In Matisyahu, he said, the industry found an unlikely and attractive musical vehicle, one that could deliver reggae music to an audience, predominantly white, that would otherwise have most likely remained uninterested.

“Matisyahu is being promoted and marketed to a particular audience,” Forman said. “There’s an industry alongside this that says this is where we’ll meet the largest audience and generate the greatest revenue. And I think it’s folly for anybody to overlook the industrial role here.”

As proof of sorts, Forman mentioned that the industry itself refrained from labeling Matisyahu’s music as reggae. His albums are listed under the “Alternative” category on iTunes, and “King Without a Crown,” his biggest hit, reached No. 7 on Billboard’s rock chart, and not the R&B and hip-hop chart, which monitors reggae musicians as well.

To be sure, other artists who have begun as marketing schemes have since risen to prominence. Eminem, to cite the best example, got his first break for being the first white rapper, became successful for appealing to a large white audience otherwise indifferent to hip-hop and went on to become one of the genre’s most esteemed musicians, regardless of skin color.

Given the recent ride he’s on, Matisyahu may be moving in that direction.
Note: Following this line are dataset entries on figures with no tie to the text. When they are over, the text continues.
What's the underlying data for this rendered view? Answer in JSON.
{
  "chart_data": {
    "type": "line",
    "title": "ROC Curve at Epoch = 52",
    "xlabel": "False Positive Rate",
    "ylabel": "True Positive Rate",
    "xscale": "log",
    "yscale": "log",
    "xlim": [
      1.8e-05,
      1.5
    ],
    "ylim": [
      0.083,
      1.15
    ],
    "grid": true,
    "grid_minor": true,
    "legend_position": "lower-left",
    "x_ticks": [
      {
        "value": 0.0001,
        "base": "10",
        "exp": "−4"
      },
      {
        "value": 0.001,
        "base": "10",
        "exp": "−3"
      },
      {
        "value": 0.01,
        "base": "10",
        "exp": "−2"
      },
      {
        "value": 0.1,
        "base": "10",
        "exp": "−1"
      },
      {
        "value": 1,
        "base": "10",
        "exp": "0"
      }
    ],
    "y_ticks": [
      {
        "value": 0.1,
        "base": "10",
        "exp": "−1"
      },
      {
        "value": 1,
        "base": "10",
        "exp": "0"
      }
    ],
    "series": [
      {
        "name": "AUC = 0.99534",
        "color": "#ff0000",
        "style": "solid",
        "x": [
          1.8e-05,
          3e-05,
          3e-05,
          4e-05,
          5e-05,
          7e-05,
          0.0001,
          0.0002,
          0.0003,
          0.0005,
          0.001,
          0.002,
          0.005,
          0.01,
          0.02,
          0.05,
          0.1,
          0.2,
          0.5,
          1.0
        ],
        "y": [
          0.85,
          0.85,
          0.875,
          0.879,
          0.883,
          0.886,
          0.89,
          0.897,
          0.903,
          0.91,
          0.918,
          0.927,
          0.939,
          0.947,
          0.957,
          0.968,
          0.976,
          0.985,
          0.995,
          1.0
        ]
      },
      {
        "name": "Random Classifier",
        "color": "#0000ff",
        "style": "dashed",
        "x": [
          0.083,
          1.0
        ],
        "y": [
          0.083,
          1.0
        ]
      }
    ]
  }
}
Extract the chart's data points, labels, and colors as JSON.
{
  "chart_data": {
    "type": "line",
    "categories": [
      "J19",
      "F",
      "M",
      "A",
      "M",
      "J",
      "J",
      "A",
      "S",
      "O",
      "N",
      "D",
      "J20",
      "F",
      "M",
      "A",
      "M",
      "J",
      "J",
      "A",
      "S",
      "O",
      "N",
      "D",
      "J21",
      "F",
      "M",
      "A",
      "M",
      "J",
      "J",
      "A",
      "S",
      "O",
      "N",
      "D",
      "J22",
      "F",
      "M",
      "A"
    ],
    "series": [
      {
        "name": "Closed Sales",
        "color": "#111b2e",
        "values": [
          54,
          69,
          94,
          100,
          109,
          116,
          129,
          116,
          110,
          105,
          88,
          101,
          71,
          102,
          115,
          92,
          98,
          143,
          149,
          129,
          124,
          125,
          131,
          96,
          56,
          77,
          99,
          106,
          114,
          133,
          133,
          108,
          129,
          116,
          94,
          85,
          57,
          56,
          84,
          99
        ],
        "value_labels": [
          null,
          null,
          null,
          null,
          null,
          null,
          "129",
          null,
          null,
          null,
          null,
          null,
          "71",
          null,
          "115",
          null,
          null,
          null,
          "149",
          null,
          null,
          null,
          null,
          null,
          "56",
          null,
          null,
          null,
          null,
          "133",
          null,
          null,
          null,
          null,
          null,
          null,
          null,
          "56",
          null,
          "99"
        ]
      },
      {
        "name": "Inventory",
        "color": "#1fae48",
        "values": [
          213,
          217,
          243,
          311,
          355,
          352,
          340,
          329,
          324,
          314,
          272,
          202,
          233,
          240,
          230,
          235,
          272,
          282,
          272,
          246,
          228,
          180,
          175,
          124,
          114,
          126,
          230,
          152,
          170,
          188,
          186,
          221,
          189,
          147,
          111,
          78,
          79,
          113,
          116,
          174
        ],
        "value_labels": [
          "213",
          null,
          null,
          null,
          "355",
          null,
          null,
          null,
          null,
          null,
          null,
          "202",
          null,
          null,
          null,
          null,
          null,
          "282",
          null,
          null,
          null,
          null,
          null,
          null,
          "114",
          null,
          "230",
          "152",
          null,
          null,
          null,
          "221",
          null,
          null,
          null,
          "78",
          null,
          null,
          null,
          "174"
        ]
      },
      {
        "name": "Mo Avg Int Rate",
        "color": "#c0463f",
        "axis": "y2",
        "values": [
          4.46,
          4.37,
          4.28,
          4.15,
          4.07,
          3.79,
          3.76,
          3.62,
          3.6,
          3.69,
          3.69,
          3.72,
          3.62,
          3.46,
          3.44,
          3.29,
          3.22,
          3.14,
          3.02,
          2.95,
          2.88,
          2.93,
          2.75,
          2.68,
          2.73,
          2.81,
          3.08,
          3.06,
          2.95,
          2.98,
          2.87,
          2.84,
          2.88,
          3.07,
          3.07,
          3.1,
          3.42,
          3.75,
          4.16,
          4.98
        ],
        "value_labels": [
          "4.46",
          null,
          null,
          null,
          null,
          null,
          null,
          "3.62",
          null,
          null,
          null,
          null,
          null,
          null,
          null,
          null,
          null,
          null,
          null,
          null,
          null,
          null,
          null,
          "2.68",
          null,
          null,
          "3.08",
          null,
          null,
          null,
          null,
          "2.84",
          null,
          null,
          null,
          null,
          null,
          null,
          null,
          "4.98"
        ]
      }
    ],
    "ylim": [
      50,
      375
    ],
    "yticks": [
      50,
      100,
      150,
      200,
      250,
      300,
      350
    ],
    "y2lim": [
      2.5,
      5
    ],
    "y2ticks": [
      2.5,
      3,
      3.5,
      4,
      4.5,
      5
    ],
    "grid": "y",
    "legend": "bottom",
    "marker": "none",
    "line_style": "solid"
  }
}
But Forman is skeptical.

“Eminem is a superior rhyme artist, he’s a skilled producer, he can freestyle, and his style is quite literally unparalleled,” Forman said. “He’s much better than Matisyahu is in his respective category. Matisyahu will never be at the top of the reggae skill chart. He’ll never trump even half of the artists we haven’t even heard of. He is not a superior artist.”